Analysis of effects of external ClO₄ ⁻ on WT and mutant T484S channels. (A) Macroscopic 2-electrode-voltage-clamp data from WT in 100 mM Cl⁻ (left), a mixture of 90 mM Cl⁻ and 10 mM ClO₄ ⁻ (center), and 100 mM ClO₄ ⁻ (right). ClO₄ ⁻ blocks ClC-0 in a voltage dependent manner with the following parameters: δ = 0.30 ± 0.02; K _d(0 mV) = 2.2 ± 0.5 mM (n = 3). (B) Stimulation of gating in T484S mutant channels by ClO₄ ⁻. Macroscopic currents from T484S in 100 mM Cl⁻ (left), a mixture of 90 mM Cl⁻ and 10 mM ClO₄ ⁻ (center), and 100 mM ClO₄ ⁻ (right).

Figure 3

(A) Location of mutations that lead to inwardly rectifying channels.
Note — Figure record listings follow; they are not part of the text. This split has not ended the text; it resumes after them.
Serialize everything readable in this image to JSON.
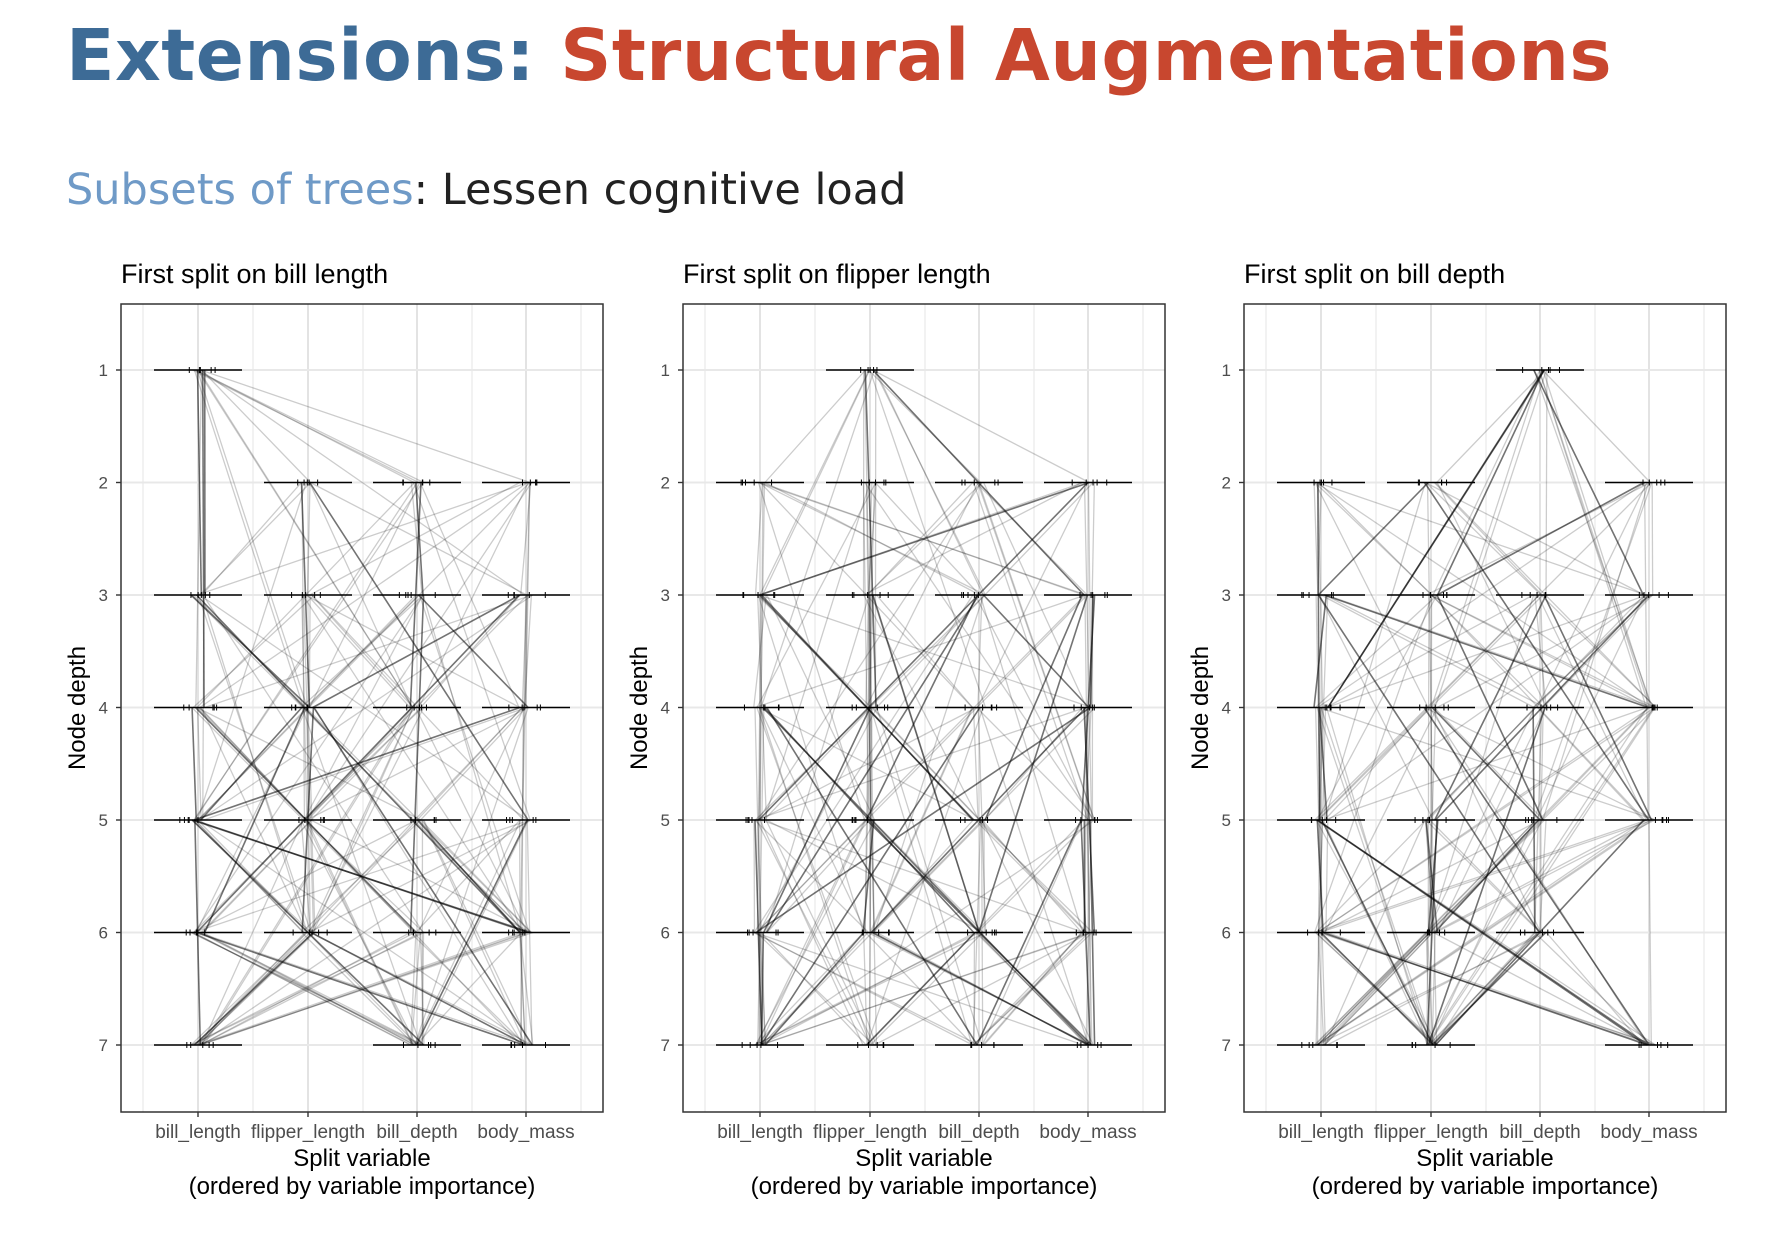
{
  "slide": {
    "title_prefix": "Extensions: ",
    "title_highlight": "Structural Augmentations",
    "subtitle_highlight": "Subsets of trees",
    "subtitle_rest": ": Lessen cognitive load",
    "colors": {
      "title_prefix": "#3d6b96",
      "title_highlight": "#c8472f",
      "subtitle_highlight": "#6f9ac7",
      "text": "#222222"
    }
  },
  "chart_data": [
    {
      "type": "parallel-coordinates",
      "title": "First split on bill length",
      "xlabel": "Split variable",
      "xlabel_sub": "(ordered by variable importance)",
      "ylabel": "Node depth",
      "categories": [
        "bill_length",
        "flipper_length",
        "bill_depth",
        "body_mass"
      ],
      "y_ticks": [
        1,
        2,
        3,
        4,
        5,
        6,
        7
      ],
      "y_reversed": true,
      "grid": true,
      "present_nodes": [
        {
          "var": "bill_length",
          "depth": 1
        },
        {
          "var": "flipper_length",
          "depth": 2
        },
        {
          "var": "bill_depth",
          "depth": 2
        },
        {
          "var": "body_mass",
          "depth": 2
        },
        {
          "var": "bill_length",
          "depth": 3
        },
        {
          "var": "flipper_length",
          "depth": 3
        },
        {
          "var": "bill_depth",
          "depth": 3
        },
        {
          "var": "body_mass",
          "depth": 3
        },
        {
          "var": "bill_length",
          "depth": 4
        },
        {
          "var": "flipper_length",
          "depth": 4
        },
        {
          "var": "bill_depth",
          "depth": 4
        },
        {
          "var": "body_mass",
          "depth": 4
        },
        {
          "var": "bill_length",
          "depth": 5
        },
        {
          "var": "flipper_length",
          "depth": 5
        },
        {
          "var": "bill_depth",
          "depth": 5
        },
        {
          "var": "body_mass",
          "depth": 5
        },
        {
          "var": "bill_length",
          "depth": 6
        },
        {
          "var": "flipper_length",
          "depth": 6
        },
        {
          "var": "bill_depth",
          "depth": 6
        },
        {
          "var": "body_mass",
          "depth": 6
        },
        {
          "var": "bill_length",
          "depth": 7
        },
        {
          "var": "bill_depth",
          "depth": 7
        },
        {
          "var": "body_mass",
          "depth": 7
        }
      ]
    },
    {
      "type": "parallel-coordinates",
      "title": "First split on flipper length",
      "xlabel": "Split variable",
      "xlabel_sub": "(ordered by variable importance)",
      "ylabel": "Node depth",
      "categories": [
        "bill_length",
        "flipper_length",
        "bill_depth",
        "body_mass"
      ],
      "y_ticks": [
        1,
        2,
        3,
        4,
        5,
        6,
        7
      ],
      "y_reversed": true,
      "grid": true,
      "present_nodes": [
        {
          "var": "flipper_length",
          "depth": 1
        },
        {
          "var": "bill_length",
          "depth": 2
        },
        {
          "var": "flipper_length",
          "depth": 2
        },
        {
          "var": "bill_depth",
          "depth": 2
        },
        {
          "var": "body_mass",
          "depth": 2
        },
        {
          "var": "bill_length",
          "depth": 3
        },
        {
          "var": "flipper_length",
          "depth": 3
        },
        {
          "var": "bill_depth",
          "depth": 3
        },
        {
          "var": "body_mass",
          "depth": 3
        },
        {
          "var": "bill_length",
          "depth": 4
        },
        {
          "var": "flipper_length",
          "depth": 4
        },
        {
          "var": "bill_depth",
          "depth": 4
        },
        {
          "var": "body_mass",
          "depth": 4
        },
        {
          "var": "bill_length",
          "depth": 5
        },
        {
          "var": "flipper_length",
          "depth": 5
        },
        {
          "var": "bill_depth",
          "depth": 5
        },
        {
          "var": "body_mass",
          "depth": 5
        },
        {
          "var": "bill_length",
          "depth": 6
        },
        {
          "var": "flipper_length",
          "depth": 6
        },
        {
          "var": "bill_depth",
          "depth": 6
        },
        {
          "var": "body_mass",
          "depth": 6
        },
        {
          "var": "bill_length",
          "depth": 7
        },
        {
          "var": "flipper_length",
          "depth": 7
        },
        {
          "var": "bill_depth",
          "depth": 7
        },
        {
          "var": "body_mass",
          "depth": 7
        }
      ]
    },
    {
      "type": "parallel-coordinates",
      "title": "First split on bill depth",
      "xlabel": "Split variable",
      "xlabel_sub": "(ordered by variable importance)",
      "ylabel": "Node depth",
      "categories": [
        "bill_length",
        "flipper_length",
        "bill_depth",
        "body_mass"
      ],
      "y_ticks": [
        1,
        2,
        3,
        4,
        5,
        6,
        7
      ],
      "y_reversed": true,
      "grid": true,
      "present_nodes": [
        {
          "var": "bill_depth",
          "depth": 1
        },
        {
          "var": "bill_length",
          "depth": 2
        },
        {
          "var": "flipper_length",
          "depth": 2
        },
        {
          "var": "body_mass",
          "depth": 2
        },
        {
          "var": "bill_length",
          "depth": 3
        },
        {
          "var": "flipper_length",
          "depth": 3
        },
        {
          "var": "bill_depth",
          "depth": 3
        },
        {
          "var": "body_mass",
          "depth": 3
        },
        {
          "var": "bill_length",
          "depth": 4
        },
        {
          "var": "flipper_length",
          "depth": 4
        },
        {
          "var": "bill_depth",
          "depth": 4
        },
        {
          "var": "body_mass",
          "depth": 4
        },
        {
          "var": "bill_length",
          "depth": 5
        },
        {
          "var": "flipper_length",
          "depth": 5
        },
        {
          "var": "bill_depth",
          "depth": 5
        },
        {
          "var": "body_mass",
          "depth": 5
        },
        {
          "var": "bill_length",
          "depth": 6
        },
        {
          "var": "flipper_length",
          "depth": 6
        },
        {
          "var": "bill_depth",
          "depth": 6
        },
        {
          "var": "bill_length",
          "depth": 7
        },
        {
          "var": "flipper_length",
          "depth": 7
        },
        {
          "var": "body_mass",
          "depth": 7
        }
      ]
    }
  ]
}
They are located in domain 1 (D70), at the carboxy-terminal end of domain 3 (K165), in domain 11 (H472, S475) and between domain 11 and domain 12 (E482, T484). (B) Alignment of homologous ClC proteins in the region of the domains D11/D12. hClC-1 is the human muscular chloride channel (Steinmeyer et al., 1991; Koch et al., 1992), ClC-2 is a ubiquitous swelling-activated Cl⁻ channel from rat (Thiemann et al., 1992), ClC-5 is predominantly expressed in kidney (Steinmeyer et al., 1995; Lloyd et al., 1996), ClC-7 is a rather broadly expressed CLC-protein (Brandt and Jentsch, 1995), and scClC is the S. cerevisiae CLC protein GEF-1 (Greene et al., 1993). The prefix r in front of ClC means rat, h means human, and sc means yeast.

Figure 4

Macroscopic currents from T484S mutant channels in an inside-out patch clamp experiment.